Thirty-five of the 40 permanent workers at the Super A-Mart distribution centre at Somerton, in Melbourne’s north, have been locked out since March 7, following strike action on February 28 over their first enterprise bargaining agreement. The furniture retailing company is using casual labour to replace them.

National Union of Workers (NUW) members established a picket outside the warehouse but the company obtained Supreme Court injunctions to prevent them from returning to work and banning them or their supporters protesting outside the building. The NUW has isolated the strike and workers have resorted to campaigning outside Super A-Mart discount furniture shops to inform customers about the lockout.

Workers have not had a wage rise in four years, and are only paid $20 an hour, $4 less than other warehouses. They want an immediate pay increase to $22 an hour, then to $26 by the end of three years, rostered days off, and conversion to permanent work for casuals who have worked at the site for three months. Workers are also concerned is that the workplace is dangerous. They are expected to individually lift loads of up to 100 kg onto pallets. This was previously the task of two-person teams. Fluid leaks from forklifts have also created hazardous floor surfaces. The company has refused to establish a health and safety committee at the warehouse.
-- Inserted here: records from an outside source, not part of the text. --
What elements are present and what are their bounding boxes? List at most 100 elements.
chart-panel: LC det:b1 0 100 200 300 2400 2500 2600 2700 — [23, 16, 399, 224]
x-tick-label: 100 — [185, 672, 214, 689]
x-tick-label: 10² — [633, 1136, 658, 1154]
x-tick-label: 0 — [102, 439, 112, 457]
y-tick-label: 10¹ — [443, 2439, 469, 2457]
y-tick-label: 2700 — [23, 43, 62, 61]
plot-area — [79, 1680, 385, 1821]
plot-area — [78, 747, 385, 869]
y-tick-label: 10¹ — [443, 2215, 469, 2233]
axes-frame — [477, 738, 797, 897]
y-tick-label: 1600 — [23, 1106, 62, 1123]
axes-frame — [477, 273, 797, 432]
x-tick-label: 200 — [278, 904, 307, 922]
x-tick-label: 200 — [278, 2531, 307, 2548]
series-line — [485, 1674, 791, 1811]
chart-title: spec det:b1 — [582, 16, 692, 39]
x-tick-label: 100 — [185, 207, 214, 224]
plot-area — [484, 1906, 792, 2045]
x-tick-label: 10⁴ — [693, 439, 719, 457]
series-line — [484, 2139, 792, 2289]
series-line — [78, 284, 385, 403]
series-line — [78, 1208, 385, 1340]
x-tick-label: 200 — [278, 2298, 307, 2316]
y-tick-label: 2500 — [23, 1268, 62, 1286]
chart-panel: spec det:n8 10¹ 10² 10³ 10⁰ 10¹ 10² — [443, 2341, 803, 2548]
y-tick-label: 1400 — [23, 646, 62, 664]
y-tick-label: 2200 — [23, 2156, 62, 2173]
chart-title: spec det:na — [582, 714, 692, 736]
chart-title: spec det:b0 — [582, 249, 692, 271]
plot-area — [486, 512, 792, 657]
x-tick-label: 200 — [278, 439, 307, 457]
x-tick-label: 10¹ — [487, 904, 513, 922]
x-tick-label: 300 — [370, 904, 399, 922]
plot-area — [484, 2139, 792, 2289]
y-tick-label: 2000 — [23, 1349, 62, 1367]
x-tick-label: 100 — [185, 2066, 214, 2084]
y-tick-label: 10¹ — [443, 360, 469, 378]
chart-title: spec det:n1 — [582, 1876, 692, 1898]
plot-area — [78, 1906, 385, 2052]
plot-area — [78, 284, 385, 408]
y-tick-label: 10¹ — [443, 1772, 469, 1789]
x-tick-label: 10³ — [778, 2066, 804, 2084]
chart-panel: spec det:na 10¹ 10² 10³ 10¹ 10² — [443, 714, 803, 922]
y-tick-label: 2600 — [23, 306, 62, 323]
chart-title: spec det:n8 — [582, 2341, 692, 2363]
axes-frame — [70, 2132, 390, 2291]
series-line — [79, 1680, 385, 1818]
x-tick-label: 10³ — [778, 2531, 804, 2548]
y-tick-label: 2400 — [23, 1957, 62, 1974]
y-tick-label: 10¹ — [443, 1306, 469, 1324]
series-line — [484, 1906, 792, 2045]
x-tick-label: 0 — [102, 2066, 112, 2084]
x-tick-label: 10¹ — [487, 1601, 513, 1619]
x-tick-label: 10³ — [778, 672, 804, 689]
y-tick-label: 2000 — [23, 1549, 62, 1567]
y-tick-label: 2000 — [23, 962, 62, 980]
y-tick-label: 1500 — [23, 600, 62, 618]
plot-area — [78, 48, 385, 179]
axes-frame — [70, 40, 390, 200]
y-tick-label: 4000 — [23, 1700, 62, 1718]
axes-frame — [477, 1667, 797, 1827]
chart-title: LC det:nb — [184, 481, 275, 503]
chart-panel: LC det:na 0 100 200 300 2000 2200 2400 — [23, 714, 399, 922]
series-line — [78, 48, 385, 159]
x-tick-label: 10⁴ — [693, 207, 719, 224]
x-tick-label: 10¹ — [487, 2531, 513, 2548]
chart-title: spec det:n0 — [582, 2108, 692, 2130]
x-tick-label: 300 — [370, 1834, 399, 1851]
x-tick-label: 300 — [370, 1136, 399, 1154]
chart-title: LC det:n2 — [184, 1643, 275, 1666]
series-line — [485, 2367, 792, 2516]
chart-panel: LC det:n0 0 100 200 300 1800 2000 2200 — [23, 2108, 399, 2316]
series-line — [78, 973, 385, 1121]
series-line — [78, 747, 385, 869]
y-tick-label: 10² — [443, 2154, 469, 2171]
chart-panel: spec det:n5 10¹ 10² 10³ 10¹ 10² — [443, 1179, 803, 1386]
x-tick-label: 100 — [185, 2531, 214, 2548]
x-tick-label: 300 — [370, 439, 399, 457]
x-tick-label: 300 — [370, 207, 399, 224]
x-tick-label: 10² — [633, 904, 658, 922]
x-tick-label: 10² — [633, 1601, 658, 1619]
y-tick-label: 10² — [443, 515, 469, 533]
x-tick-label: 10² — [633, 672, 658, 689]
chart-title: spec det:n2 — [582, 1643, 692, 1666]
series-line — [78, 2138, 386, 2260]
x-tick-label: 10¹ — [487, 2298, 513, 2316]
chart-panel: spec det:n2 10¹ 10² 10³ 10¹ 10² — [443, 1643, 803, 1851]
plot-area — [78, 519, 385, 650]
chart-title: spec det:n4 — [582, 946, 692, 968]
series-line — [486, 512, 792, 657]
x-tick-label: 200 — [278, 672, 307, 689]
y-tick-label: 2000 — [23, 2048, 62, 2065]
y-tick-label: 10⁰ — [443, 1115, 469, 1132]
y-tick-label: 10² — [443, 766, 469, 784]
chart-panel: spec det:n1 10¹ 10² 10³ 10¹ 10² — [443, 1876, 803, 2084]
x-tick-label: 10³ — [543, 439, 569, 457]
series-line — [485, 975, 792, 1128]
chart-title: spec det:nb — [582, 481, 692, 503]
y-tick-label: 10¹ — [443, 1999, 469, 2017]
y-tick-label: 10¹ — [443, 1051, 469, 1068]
Queensland government doctors protest

Over 1,000 senior doctors in Queensland’s public health system met in Brisbane on March 19 and unanimously opposed the state Liberal National government’s attempt to force 2,000 senior medical officers (SMOs) onto individual contracts. According to the Senior Medical Staff Association (SMSA), some doctors have already resigned over the issue and many more said they will leave the public health system if disputed issues in the proposed contracts are not resolved. Doctors have until April 30 to sign individual work agreements which will take effect on July 1.

Doctors are concerned about the director general’s role in contract alterations, dismissal processes, no disadvantage provisions, linking key performance indicators with income, transfers, dispute arbitration, rostering and work fatigue. They also fear the measure is a deliberate attempt to force them into private practice, as a step toward increasing privatising of medical services. An SMSA spokesman told the media that doctors who were unhappy with their contracts would resign on March 31.

New Zealand steel retail workers strike

Forty employees of Steel and Tube picketed the company’s Christchurch retail outlet in New Zealand’s South Island on March 19, declaring that they would continue industrial action until there was progress in negotiations for a new work agreement. Steel and Tube employs around 700 people at 40 sites across New Zealand. The action by members of the Engineering, Printing and Manufacturing Union (EPMU) and FIRST Union was in response to Steel and Tube removing days and hours of work provisions from their current agreement, and paying a flat rate for all hours worked. Strikes are planned for Auckland branches of Steel and Tube next week.

French Polynesia public sector workers protest

Around 500 striking public sector workers in Papeete, the capital of France’s Pacific island territory of French Polynesia, clashed with police on March 21. The workers were protesting planned public sector reforms and job cuts. After the French high commissioner refused to meet the workers, unions said they would extend the strike to include 4,800 municipal workers. The government outlined plans in its 2013 budget to slash 1,000 public sector jobs within two years. At least 200 were to go in 2013, 400 this year and 400 in 2015.